In Massachusetts, Governor Deval Patrick shows us what the future looks like for life under Obamacare: a total government takeover of the marketplace.

Massachusetts spends more per capita on health care than any other state and therefore more than anywhere else in the industrialized world. Costs are 27% higher than the U.S. average, 15% higher when adjusted for the state’s higher wages and its concentration of academic medical centers and specialists.

The health-care postman always rings twice, and now medicine itself is the target, instead of unsympathetic insurance companies. Under the plan, all Massachusetts doctors, hospitals and other providers must register with a new state bureaucracy as a condition of licensure – that is, permission to practice. They’ll be required to track and report their financial performance, price and cost trends, state-sanctioned quality measures, market share and other metrics. … An 11-member board known as the Health Policy Commission will use the data to set and enforce rules to ensure that total Massachusetts health spending, public and private, grows no more than projected gross state product through 2017, and 0.5 percentage points lower thereafter. (And Paul Ryan’s Medicare projections are unrealistic?)

No registered provider is allowed to make “any material change to its operations or governance structure,” the bill says, without the commission’s approval. The commission can also rewrite the terms of provider contracts with insurers and payment levels and methods if they are “deemed to be excessive.”

As the commission polices the market, it can decide to supervise the behavior of any provider that exceeds some to-be-specified individual benchmark – that is, doctors and hospitals that are spending too much on patient care. These delinquents must submit a “performance improvement plan” that the commission must endorse.

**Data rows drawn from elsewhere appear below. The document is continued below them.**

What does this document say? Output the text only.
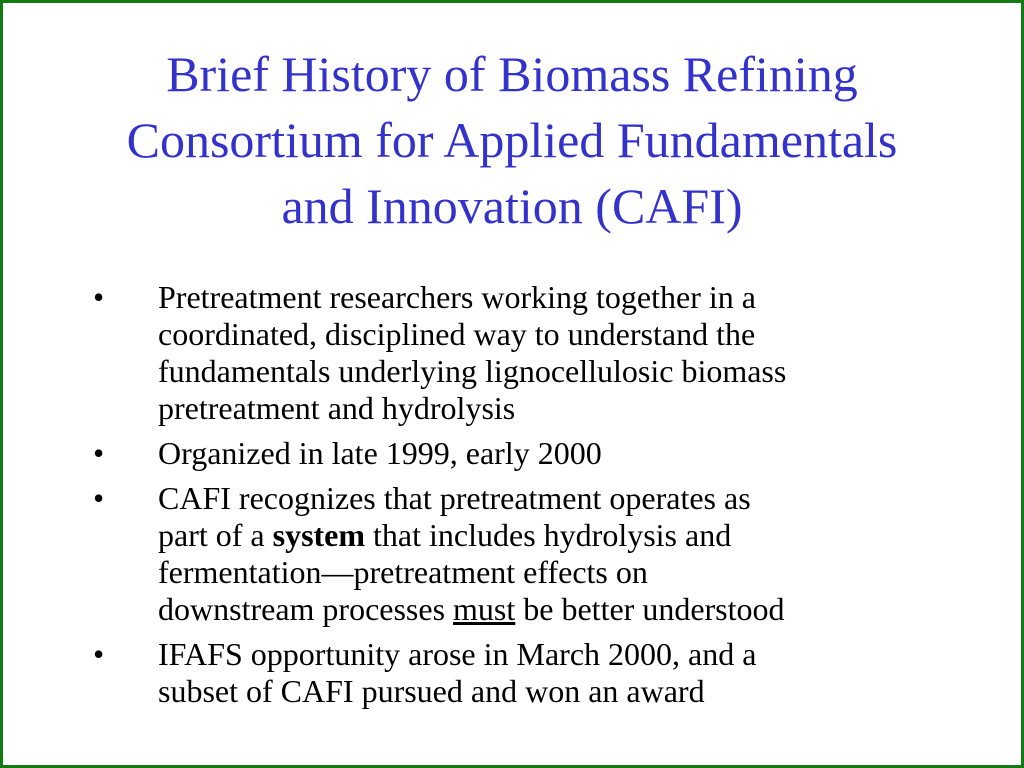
Brief History of Biomass Refining
Consortium for Applied Fundamentals
and Innovation (CAFI)
• Pretreatment researchers working together in a
coordinated, disciplined way to understand the
fundamentals underlying lignocellulosic biomass
pretreatment and hydrolysis
• Organized in late 1999, early 2000
• CAFI recognizes that pretreatment operates as
part of a system that includes hydrolysis and
fermentation—pretreatment effects on
downstream processes must be better understood
• IFAFS opportunity arose in March 2000, and a
subset of CAFI pursued and won an award
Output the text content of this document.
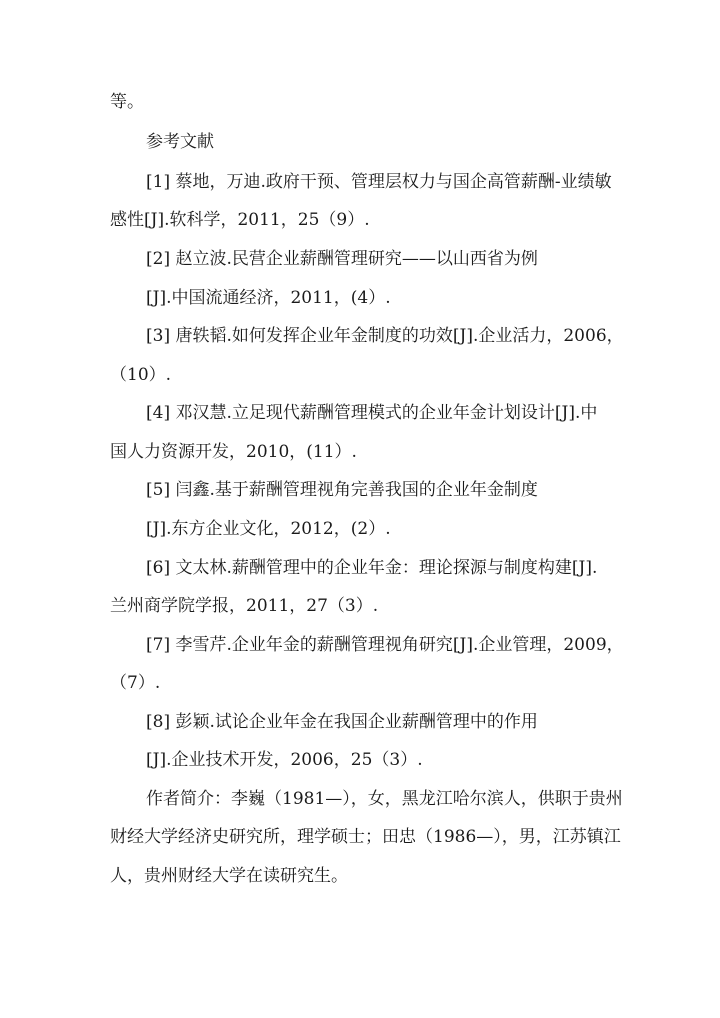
等。
参考文献
[1] 蔡地，万迪.政府干预、管理层权力与国企高管薪酬-业绩敏
感性[J].软科学，2011，25（9）.
[2] 赵立波.民营企业薪酬管理研究——以山西省为例
[J].中国流通经济，2011，(4）.
[3] 唐轶韬.如何发挥企业年金制度的功效[J].企业活力，2006，
（10）.
[4] 邓汉慧.立足现代薪酬管理模式的企业年金计划设计[J].中
国人力资源开发，2010，(11）.
[5] 闫鑫.基于薪酬管理视角完善我国的企业年金制度
[J].东方企业文化，2012，(2）.
[6] 文太林.薪酬管理中的企业年金：理论探源与制度构建[J].
兰州商学院学报，2011，27（3）.
[7] 李雪芹.企业年金的薪酬管理视角研究[J].企业管理，2009，
（7）.
[8] 彭颖.试论企业年金在我国企业薪酬管理中的作用
[J].企业技术开发，2006，25（3）.
作者简介：李巍（1981—），女，黑龙江哈尔滨人，供职于贵州
财经大学经济史研究所，理学硕士；田忠（1986—），男，江苏镇江
人，贵州财经大学在读研究生。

In other words, the commission is empowered to control the practice and organization of medicine. The Massachusetts left complains that this government control is too weak because the delinquents can only be fined $500,000 for disobeying the commission’s dictates. But more teeth can always come in round three when this plan fails, as it will.

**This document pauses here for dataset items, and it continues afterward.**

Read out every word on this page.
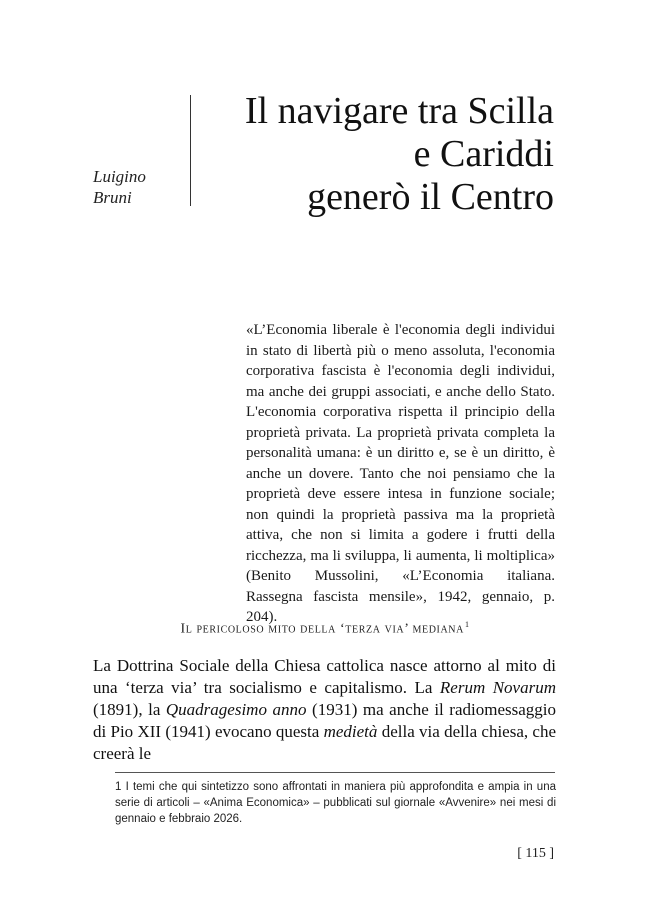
Luigino
Bruni
Il navigare tra Scilla
e Cariddi
generò il Centro

«L’Economia liberale è l'economia degli individui in stato di libertà più o meno assoluta, l'economia corporativa fascista è l'economia degli individui, ma anche dei gruppi associati, e anche dello Stato. L'economia corporativa rispetta il principio della proprietà privata. La proprietà privata completa la personalità umana: è un diritto e, se è un diritto, è anche un dovere. Tanto che noi pensiamo che la proprietà deve essere intesa in funzione sociale; non quindi la proprietà passiva ma la proprietà attiva, che non si limita a godere i frutti della ricchezza, ma li sviluppa, li aumenta, li moltiplica» (Benito Mussolini, «L’Economia italiana. Rassegna fascista mensile», 1942, gennaio, p. 204).

Il pericoloso mito della ‘terza via’ mediana$^1$

La Dottrina Sociale della Chiesa cattolica nasce attorno al mito di una ‘terza via’ tra socialismo e capitalismo. La Rerum Novarum (1891), la Quadragesimo anno (1931) ma anche il radiomessaggio di Pio XII (1941) evocano questa medietà della via della chiesa, che creerà le

1 I temi che qui sintetizzo sono affrontati in maniera più approfondita e ampia in una serie di articoli – «Anima Economica» – pubblicati sul giornale «Avvenire» nei mesi di gennaio e febbraio 2026.

[ 115 ]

The outrage in Massachusetts is mostly focused at the moment on the rushed process used to pass Patrick’s takeover. An infographic from the Pioneer Institute highlights that fact here. But I doubt many will care about the process through which Patrick passed this misbegotten market takeover when costs continue to rise, wait times increase, and doctors continue to leave the state. The only difference under Obamacare: They may have no states to which they can flee.

— Benjamin Domenech



On exchanges and Medicaid:

States that have refused to implement the Obama health law have already blocked $80 billion of its new deficit spending. If more states follow suit, they can block the other $1.6 trillion and force Congress to repeal the law.

The law relies on states to implement two of its most essential pieces: health-insurance “exchanges” and a vast expansion of Medicaid. Exchanges are government agencies through which the law channels $800 billion to private health-insurance companies.

The Medicaid expansion adds another $900 billion to the federal debt, with private insurers again taking a slice. States are under no obligation either to implement either. Responsible state officials will say no to both.

It is a myth that creating an exchange gives states more control over their insurance markets. Yes, the law directs the federal government to create one in states that do not. But every exchange must be approved by federal bureaucrats, empowering them to impose whatever oppressive rules on “state-run” exchanges they would impose through a federal exchange.

In contrast, by refusing to create an exchange states can block the law’s debt-financed subsidies to private insurance companies and avoid new taxes on their employers and consumers.

The law imposes a $2,000 per-worker tax on employers, but only in states that create an exchange. (If Virginia creates one, there will be a giant sucking sound as employers flee to Louisiana, Texas, South Carolina and Florida, which have said they will not.) States creating exchanges will have to increase taxes another $10 million to $100 million per year to cover their operating costs.

The Supreme Court further empowered states when it overturned the law’s Medicaid mandate. That mandate required states to expand their Medicaid rolls dramatically on pain of losing all federal Medicaid funds, which comprise 12 percent of state revenues. Twenty-six states challenged that mandate as unconstitutionally coercive.

They won. The court held the federal government cannot withhold existing Medicaid grants from states that fail to expand their programs. States may now refuse to expand their programs without fear.

And they should. My Cato Institute colleague Jagadeesh Gokhale estimates this expansion would cost Florida, Kansas, Illinois and Texas roughly $20 billion each in its first 10 years. New Jersey and New York would pay $35 billion and $53 billion, respectively.

Be mindful of this as legislators in your state meet to discuss the ramifications of expansion, as they did in New Hampshire this week.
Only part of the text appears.